Which is Moving Faster? Basic Question Explained

[zmqp]

I have been unable to find a clear explanation to this basic question which is at the core of my lack of understanding the relativity. Everything I've found is either too general, or too technical. Please excuse my simplifications and lack of technical language.

As I understand it (in very simple terms), given two objects, the one which is moving faster relative to the other will experience time going by at a slower pace. What I don't understand is, given two objects in space, how can one be said to be moving faster or slower RELATIVE to the other? Wouldn't they both be moving at equal and opposite velocities RELATIVE to one another?

I don't understand. Can someone please shed some light, or direct me towards some reference material to help me with this? Thank you in advance.

 

[Orodruin]

As I understand it (in very simple terms), given two objects, the one which is moving faster relative to the other will experience time going by at a slower pace.

This is not correct. There is no such thing as an object "moving faster" than another object - it all depends on the inertial frame. In particular, in the rest frame of object A, object B will be moving faster and vice versa.

Wouldn't they both be moving at equal and opposite velocities RELATIVE to one another?

Yes they would. What you might be missing is the relativity of simultaneity, which is what implies that each object would consider time to be moving more slowly for the other.

 

[mathman]

https://en.wikipedia.org/wiki/Special_relativity

The above may help. Your observation is correct.

 

[BvU]

Hello zm, welcome to PF !

It is rather funny you are asking the one question that cannot be asked ! Not to worry, it happens a lot (to me too at some time) because we have our own built-in frame of reference.
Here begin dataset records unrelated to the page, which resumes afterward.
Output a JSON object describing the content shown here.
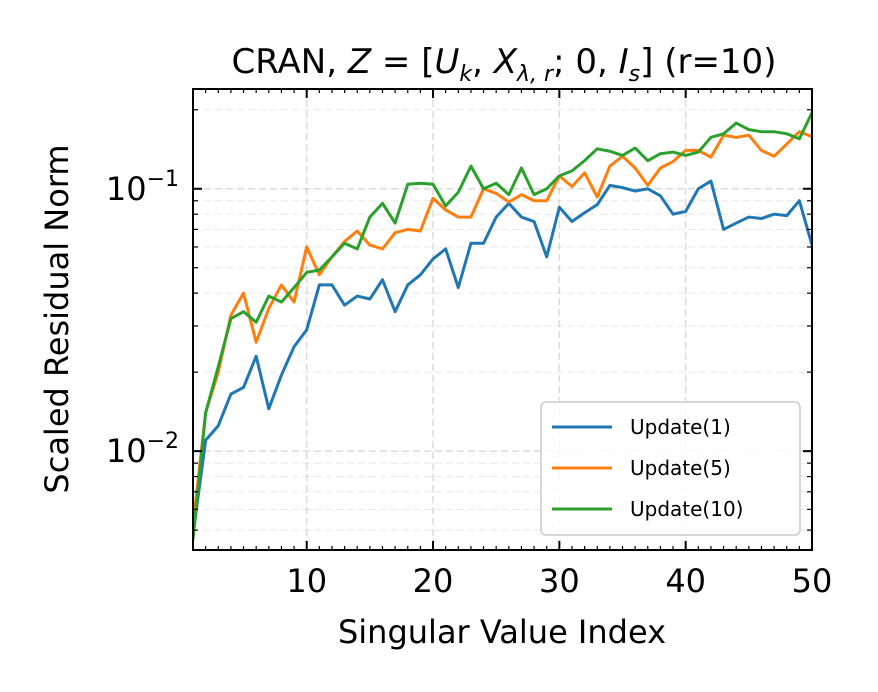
{
  "chart_data": {
    "type": "line",
    "title_parts": {
      "prefix": "CRAN, ",
      "z": "Z",
      "eq": " = [",
      "u": "U",
      "u_sub": "k",
      "comma1": ", ",
      "x": "X",
      "x_sub": "λ, r",
      "mid": "; 0, ",
      "i": "I",
      "i_sub": "s",
      "suffix": "] (r=10)"
    },
    "xlabel": "Singular Value Index",
    "ylabel": "Scaled Residual Norm",
    "xlim": [
      1,
      50
    ],
    "ylim": [
      0.0042,
      0.24
    ],
    "yscale": "log",
    "grid": true,
    "legend_position": "lower-right",
    "x_ticks": [
      10,
      20,
      30,
      40,
      50
    ],
    "y_ticks": [
      {
        "value": 0.01,
        "base": "10",
        "exp": "−2"
      },
      {
        "value": 0.1,
        "base": "10",
        "exp": "−1"
      }
    ],
    "x": [
      1,
      2,
      3,
      4,
      5,
      6,
      7,
      8,
      9,
      10,
      11,
      12,
      13,
      14,
      15,
      16,
      17,
      18,
      19,
      20,
      21,
      22,
      23,
      24,
      25,
      26,
      27,
      28,
      29,
      30,
      31,
      32,
      33,
      34,
      35,
      36,
      37,
      38,
      39,
      40,
      41,
      42,
      43,
      44,
      45,
      46,
      47,
      48,
      49,
      50
    ],
    "series": [
      {
        "name": "Update(1)",
        "color": "#1f77b4",
        "values": [
          0.0048,
          0.011,
          0.0125,
          0.0165,
          0.0175,
          0.023,
          0.0145,
          0.0195,
          0.025,
          0.029,
          0.043,
          0.043,
          0.036,
          0.039,
          0.038,
          0.045,
          0.034,
          0.043,
          0.047,
          0.054,
          0.059,
          0.042,
          0.062,
          0.062,
          0.078,
          0.088,
          0.078,
          0.075,
          0.055,
          0.085,
          0.075,
          0.081,
          0.087,
          0.103,
          0.101,
          0.098,
          0.1,
          0.094,
          0.08,
          0.082,
          0.1,
          0.107,
          0.07,
          0.074,
          0.078,
          0.077,
          0.08,
          0.079,
          0.09,
          0.061
        ]
      },
      {
        "name": "Update(5)",
        "color": "#ff7f0e",
        "values": [
          0.0052,
          0.014,
          0.02,
          0.033,
          0.04,
          0.026,
          0.035,
          0.043,
          0.037,
          0.06,
          0.047,
          0.055,
          0.063,
          0.069,
          0.061,
          0.059,
          0.068,
          0.07,
          0.069,
          0.092,
          0.083,
          0.078,
          0.078,
          0.1,
          0.096,
          0.089,
          0.095,
          0.09,
          0.09,
          0.112,
          0.102,
          0.115,
          0.093,
          0.122,
          0.133,
          0.12,
          0.103,
          0.12,
          0.127,
          0.14,
          0.14,
          0.132,
          0.16,
          0.157,
          0.16,
          0.14,
          0.133,
          0.148,
          0.165,
          0.158
        ]
      },
      {
        "name": "Update(10)",
        "color": "#2ca02c",
        "values": [
          0.0046,
          0.014,
          0.021,
          0.032,
          0.034,
          0.031,
          0.039,
          0.037,
          0.042,
          0.048,
          0.049,
          0.055,
          0.062,
          0.059,
          0.078,
          0.088,
          0.074,
          0.104,
          0.105,
          0.104,
          0.086,
          0.097,
          0.122,
          0.1,
          0.105,
          0.095,
          0.12,
          0.095,
          0.1,
          0.112,
          0.117,
          0.128,
          0.142,
          0.139,
          0.134,
          0.143,
          0.128,
          0.136,
          0.138,
          0.134,
          0.138,
          0.157,
          0.162,
          0.178,
          0.168,
          0.165,
          0.165,
          0.162,
          0.155,
          0.195
        ]
      }
    ]
  }
}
The key thing about relativity is exactly that all uniform motion is relative. No one can say "my frame of reference stands still" and back it up with a decisive experiment.

For objects A and B with their inertial reference frames a and b "slower or faster relative to the other" cannot be said. "slower or faster" cannot be said either. The only thing that holds up is something like "slower or faster relative to a third inertial reference frame c".

You'll be fine. Keep asking questions like this.

 

[vanhees71]

The relative velocity of particle 2 to particle 1 is defined as the velocity of particle 2 in the restframe of particle 1.

The most easy way to obtain the relative velocity is to work with the four-velocities, which are four-vectors in Minkowski space,
$$u_1^{\mu}=\begin{pmatrix} \gamma_1 \\ \gamma_1 \vec{v}_1/c \end{pmatrix},\quad u_2^{\mu}=\begin{pmatrix} \gamma_2 \\ \gamma_2 \vec{v}_2/c \end{pmatrix}.$$
The Lorentz boost to the restframe of particle 1 is given by
$${\Lambda^{\mu}}_{\nu} = \begin{pmatrix} \gamma_1 & -\gamma_1 \vec{v}_1^T/c \\ -\gamma_1 \vec{v}_1/c & \mathbb{1}_3 +\frac{\gamma_1-1}{\vec{v}_1^2} \vec{v}_1 \otimes \vec{v}_1 \end{pmatrix}.$$
The four-velocity of particle 2 in the restframe of particle 1 is thus after some algebra given by
$$\tilde{u}_2^{\mu} = \frac{\Lambda^{\mu}}{\nu} u_2^{\mu} = \begin{pmatrix} \gamma_1 \gamma_2 (1-\vec{v}_1 \cdot \vec{v}_2/c^2) \\ (\vec{v}_2-\vec{v}_1)/c + (\gamma_1-1) [(\vec{v}_1 \cdot \vec{v}_2)/\vec{v}_1^2-1] \vec{v_1}/c \end{pmatrix}.$$
Finally the relative three-velocity is given by
$$\vec{v}_2^{(\text{rel})}=\frac{\tilde{\vec{u}}_1}{u_2^0} c=\frac{\vec{v}_2-\vec{v}_1}{\gamma_1(1-\vec{v}_1 \cdot \vec{v}_2/c^2)} - \frac{\gamma_1-1}{\gamma_1} \vec{v}_1.$$
The relative speed is easier to calculate directly from the temporal argument of $\tilde{u}_2^{0}=\gamma_2^{(\text{rel})}$
$$\left |\vec{v}_2^{(\text{rel})} \right|=c \sqrt{1-\frac{(c^2-\vec{v}_1^2)(c^2-\vec{v}_2^2)}{c^2-\vec{v}_1 \cdot \vec{v}_2}}.$$
As you see by exchanging the particle labels 1 and 2, the relative speed of particle 1 wrt. particle 2 is the same as the relative speed of particle 2 in the restframe of particle 1. Note, however that generally $$\vec{v}_1^{(\text{rel})} \neq -\vec{v}_2^{(\text{rel})}$$.